Fracture and fatigue characteristics of high performing novel hot mix asphalt composites

Abstract

Long-term performance and sustainability of asphalt pavements could be achieved by developing hot mix asphalt (HMA) composite that possesses enhanced resilience, toughness, ductility, and durability under repeated traffic loading and extreme weather conditions. The main goal of this study was to investigate the fracture and fatigue characteristics of a novel HMA composite fabricated with combination of crumb rubber (CRM) and polyvinyl alcohol (PVA) fiber. The fracture properties of the control, CRM modified, PVA reinforced, and novel rubber-fiber HMA composites, was conducted through semicircular bending beam test. Moreover, resistance to reflective and fatigue cracking was assessed to validate the long-term performance of the novel HMA composite. Experimental results revealed that a suitable proportion of CRM and PVA significantly affected the performance of novel rubber-fiber HMA in resistance to fracture, reflective, and fatigue cracking. Fracture energy and flexibility index of the rubber-fiber HMA containing 2% CRM and 0.2% PVA quadrupled relative to PG76-22 HMA after long-term aging. The developed novel HMA composite presented around 8- and 29-times higher resistance to reflective and fatigue cracking, respectively. Additionally, digital image correlation analysis showed that the rubber-fiber HMA composite had a larger strain distribution and a more twisted and intricate fracture pattern.
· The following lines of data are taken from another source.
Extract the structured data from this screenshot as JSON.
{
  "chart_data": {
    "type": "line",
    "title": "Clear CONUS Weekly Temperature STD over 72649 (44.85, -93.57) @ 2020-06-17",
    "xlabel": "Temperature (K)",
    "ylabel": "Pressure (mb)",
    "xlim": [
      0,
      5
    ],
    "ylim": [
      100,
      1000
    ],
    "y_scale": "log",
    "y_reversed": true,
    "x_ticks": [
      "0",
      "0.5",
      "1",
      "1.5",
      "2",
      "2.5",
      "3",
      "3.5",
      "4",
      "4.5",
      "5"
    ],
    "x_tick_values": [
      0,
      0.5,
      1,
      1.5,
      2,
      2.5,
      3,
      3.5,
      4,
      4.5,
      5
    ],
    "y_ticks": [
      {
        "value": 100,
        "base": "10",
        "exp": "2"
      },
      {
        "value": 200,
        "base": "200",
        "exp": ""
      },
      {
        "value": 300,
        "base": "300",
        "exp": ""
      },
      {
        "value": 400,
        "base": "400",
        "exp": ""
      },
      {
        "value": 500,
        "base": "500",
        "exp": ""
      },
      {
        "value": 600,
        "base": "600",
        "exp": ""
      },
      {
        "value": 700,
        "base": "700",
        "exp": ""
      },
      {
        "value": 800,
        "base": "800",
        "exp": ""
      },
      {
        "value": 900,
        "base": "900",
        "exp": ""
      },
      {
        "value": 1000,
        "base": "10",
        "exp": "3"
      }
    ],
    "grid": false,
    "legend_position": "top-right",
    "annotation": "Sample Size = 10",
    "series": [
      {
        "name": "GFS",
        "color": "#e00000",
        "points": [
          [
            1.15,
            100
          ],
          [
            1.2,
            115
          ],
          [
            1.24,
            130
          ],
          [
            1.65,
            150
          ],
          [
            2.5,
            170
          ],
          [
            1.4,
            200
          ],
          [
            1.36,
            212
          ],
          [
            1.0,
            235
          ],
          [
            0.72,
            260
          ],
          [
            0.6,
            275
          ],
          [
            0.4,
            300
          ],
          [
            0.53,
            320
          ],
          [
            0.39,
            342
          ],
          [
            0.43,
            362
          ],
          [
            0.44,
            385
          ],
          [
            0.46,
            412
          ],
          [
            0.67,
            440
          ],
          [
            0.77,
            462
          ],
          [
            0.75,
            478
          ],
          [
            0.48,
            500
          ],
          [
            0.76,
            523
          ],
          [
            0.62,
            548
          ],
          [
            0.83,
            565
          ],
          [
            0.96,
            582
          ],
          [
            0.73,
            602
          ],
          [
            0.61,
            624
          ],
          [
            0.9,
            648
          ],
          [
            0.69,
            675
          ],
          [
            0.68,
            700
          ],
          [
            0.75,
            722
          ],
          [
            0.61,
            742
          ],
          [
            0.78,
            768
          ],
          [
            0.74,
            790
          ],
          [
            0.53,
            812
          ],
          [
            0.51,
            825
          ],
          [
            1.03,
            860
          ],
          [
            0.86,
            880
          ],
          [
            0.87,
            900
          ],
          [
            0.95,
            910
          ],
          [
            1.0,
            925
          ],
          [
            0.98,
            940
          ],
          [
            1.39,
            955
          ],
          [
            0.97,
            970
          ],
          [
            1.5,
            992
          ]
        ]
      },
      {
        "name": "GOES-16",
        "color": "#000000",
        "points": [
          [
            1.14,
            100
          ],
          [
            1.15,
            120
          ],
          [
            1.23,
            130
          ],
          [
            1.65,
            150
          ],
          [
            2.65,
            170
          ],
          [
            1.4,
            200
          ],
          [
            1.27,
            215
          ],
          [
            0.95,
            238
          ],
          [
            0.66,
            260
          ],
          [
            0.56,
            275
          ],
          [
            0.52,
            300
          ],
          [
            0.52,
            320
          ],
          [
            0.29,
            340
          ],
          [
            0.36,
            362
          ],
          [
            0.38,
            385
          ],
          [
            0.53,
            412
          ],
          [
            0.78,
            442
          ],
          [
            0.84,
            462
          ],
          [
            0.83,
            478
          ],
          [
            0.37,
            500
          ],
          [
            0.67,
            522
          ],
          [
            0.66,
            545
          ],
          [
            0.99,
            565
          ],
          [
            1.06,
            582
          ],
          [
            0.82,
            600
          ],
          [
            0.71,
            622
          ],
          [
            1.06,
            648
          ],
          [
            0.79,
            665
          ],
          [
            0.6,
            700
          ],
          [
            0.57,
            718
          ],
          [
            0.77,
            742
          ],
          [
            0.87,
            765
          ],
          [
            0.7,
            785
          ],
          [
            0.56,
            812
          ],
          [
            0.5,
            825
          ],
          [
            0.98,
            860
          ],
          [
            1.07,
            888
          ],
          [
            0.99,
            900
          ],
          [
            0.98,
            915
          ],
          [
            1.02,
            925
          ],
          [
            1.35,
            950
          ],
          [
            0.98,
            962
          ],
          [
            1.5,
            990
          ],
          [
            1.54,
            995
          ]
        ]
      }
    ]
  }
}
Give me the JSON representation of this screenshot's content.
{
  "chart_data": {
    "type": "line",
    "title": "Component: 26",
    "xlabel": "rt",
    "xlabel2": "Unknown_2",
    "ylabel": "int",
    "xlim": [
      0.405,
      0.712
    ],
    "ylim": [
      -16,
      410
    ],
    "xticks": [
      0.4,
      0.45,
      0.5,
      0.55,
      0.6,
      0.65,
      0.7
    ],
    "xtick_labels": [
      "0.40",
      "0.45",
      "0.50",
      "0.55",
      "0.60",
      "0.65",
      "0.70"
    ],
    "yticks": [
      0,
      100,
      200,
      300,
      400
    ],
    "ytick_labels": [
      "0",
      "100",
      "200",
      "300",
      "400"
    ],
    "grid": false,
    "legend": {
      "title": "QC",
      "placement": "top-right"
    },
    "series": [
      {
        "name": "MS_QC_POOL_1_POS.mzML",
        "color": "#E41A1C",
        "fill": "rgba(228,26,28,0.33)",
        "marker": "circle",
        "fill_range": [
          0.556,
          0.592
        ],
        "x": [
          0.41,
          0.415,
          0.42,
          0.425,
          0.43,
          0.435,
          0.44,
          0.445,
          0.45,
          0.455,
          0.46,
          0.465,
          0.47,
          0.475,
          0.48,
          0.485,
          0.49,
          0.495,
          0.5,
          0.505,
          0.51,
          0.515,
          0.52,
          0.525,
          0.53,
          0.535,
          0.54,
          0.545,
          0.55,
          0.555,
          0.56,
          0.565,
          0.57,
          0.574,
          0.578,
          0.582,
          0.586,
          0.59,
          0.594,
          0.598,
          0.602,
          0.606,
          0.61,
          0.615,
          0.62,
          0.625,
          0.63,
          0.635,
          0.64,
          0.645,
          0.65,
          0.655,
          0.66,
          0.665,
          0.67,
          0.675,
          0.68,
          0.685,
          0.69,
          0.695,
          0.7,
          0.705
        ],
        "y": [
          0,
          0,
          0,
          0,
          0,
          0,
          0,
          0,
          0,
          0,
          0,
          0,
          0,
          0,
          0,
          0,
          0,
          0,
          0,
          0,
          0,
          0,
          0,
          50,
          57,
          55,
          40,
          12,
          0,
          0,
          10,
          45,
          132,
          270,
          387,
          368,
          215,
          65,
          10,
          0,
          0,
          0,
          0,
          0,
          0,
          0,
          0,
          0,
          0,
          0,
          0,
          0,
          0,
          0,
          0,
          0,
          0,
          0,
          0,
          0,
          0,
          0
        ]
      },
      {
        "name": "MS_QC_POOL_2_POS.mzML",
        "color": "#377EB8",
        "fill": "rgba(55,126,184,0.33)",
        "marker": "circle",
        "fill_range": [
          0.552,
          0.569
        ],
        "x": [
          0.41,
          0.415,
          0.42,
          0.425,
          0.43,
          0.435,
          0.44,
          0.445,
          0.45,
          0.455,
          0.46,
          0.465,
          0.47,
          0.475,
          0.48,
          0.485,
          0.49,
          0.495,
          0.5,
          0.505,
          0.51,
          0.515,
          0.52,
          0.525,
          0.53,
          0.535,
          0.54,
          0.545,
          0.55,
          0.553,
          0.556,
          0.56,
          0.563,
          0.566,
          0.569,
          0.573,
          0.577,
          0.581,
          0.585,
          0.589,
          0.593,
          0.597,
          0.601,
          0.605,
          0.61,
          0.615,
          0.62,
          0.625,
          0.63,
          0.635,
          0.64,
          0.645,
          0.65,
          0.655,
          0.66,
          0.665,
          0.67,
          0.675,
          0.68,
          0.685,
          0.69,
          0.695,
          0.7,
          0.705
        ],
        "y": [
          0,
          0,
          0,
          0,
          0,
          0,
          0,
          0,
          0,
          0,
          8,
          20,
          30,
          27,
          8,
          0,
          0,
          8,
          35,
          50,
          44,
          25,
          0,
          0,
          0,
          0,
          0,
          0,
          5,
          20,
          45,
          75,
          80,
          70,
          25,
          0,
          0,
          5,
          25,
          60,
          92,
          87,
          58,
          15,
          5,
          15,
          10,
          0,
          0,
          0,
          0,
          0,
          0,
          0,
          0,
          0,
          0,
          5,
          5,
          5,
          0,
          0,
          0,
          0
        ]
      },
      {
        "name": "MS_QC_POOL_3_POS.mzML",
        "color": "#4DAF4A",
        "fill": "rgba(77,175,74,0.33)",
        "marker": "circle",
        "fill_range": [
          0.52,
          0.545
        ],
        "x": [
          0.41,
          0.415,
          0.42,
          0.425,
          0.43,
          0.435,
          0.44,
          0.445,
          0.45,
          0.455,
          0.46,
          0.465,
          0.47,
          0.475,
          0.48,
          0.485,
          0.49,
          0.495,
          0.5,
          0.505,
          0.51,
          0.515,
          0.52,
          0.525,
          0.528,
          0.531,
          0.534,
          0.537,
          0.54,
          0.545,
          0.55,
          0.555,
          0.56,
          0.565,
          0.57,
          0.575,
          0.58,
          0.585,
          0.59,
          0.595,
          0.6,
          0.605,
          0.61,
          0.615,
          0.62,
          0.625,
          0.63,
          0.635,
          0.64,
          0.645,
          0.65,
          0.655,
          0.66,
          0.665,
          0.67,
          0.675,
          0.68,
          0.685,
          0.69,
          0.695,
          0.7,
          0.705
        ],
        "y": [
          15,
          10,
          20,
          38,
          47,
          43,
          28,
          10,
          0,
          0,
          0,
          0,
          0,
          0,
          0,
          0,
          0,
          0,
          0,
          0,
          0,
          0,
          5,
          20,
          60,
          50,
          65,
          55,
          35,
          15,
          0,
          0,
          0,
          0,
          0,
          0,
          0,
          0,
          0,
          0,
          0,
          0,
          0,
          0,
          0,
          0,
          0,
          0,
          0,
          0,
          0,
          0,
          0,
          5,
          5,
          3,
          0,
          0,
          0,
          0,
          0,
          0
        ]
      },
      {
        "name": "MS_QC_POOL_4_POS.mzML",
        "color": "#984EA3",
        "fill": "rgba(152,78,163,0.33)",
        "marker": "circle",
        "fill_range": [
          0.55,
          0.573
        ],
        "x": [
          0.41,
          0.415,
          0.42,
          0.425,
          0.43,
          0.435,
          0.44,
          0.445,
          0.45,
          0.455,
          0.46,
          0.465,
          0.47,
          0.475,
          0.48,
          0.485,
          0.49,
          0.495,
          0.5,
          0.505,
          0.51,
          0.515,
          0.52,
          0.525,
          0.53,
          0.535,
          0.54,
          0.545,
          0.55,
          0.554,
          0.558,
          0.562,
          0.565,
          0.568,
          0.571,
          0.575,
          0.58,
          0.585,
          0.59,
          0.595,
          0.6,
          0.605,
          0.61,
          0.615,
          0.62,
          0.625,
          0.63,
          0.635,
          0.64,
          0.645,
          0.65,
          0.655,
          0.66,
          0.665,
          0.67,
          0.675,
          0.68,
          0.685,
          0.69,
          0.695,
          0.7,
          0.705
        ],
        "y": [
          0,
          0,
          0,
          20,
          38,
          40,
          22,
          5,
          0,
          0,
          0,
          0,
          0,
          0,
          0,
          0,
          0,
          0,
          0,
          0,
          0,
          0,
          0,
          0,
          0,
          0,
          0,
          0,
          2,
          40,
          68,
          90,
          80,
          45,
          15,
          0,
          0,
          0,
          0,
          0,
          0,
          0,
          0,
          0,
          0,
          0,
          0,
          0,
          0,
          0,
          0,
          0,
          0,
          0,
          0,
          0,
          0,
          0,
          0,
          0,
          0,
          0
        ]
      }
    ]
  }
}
The multi-functional properties of CRM and PVA were visible in scanning electron micrographs, where the rubber act as hyper elastic inclusion and properly coated fibers with asphalt, effectively bridged across cracks thus hindering the crack propagation and increased tolerance to post-peak load deformation. Cost comparison and benefits of conventional and selected modified HMA mixtures indicated that the developed mixture could be a valuable long-term economical alternative pavement material.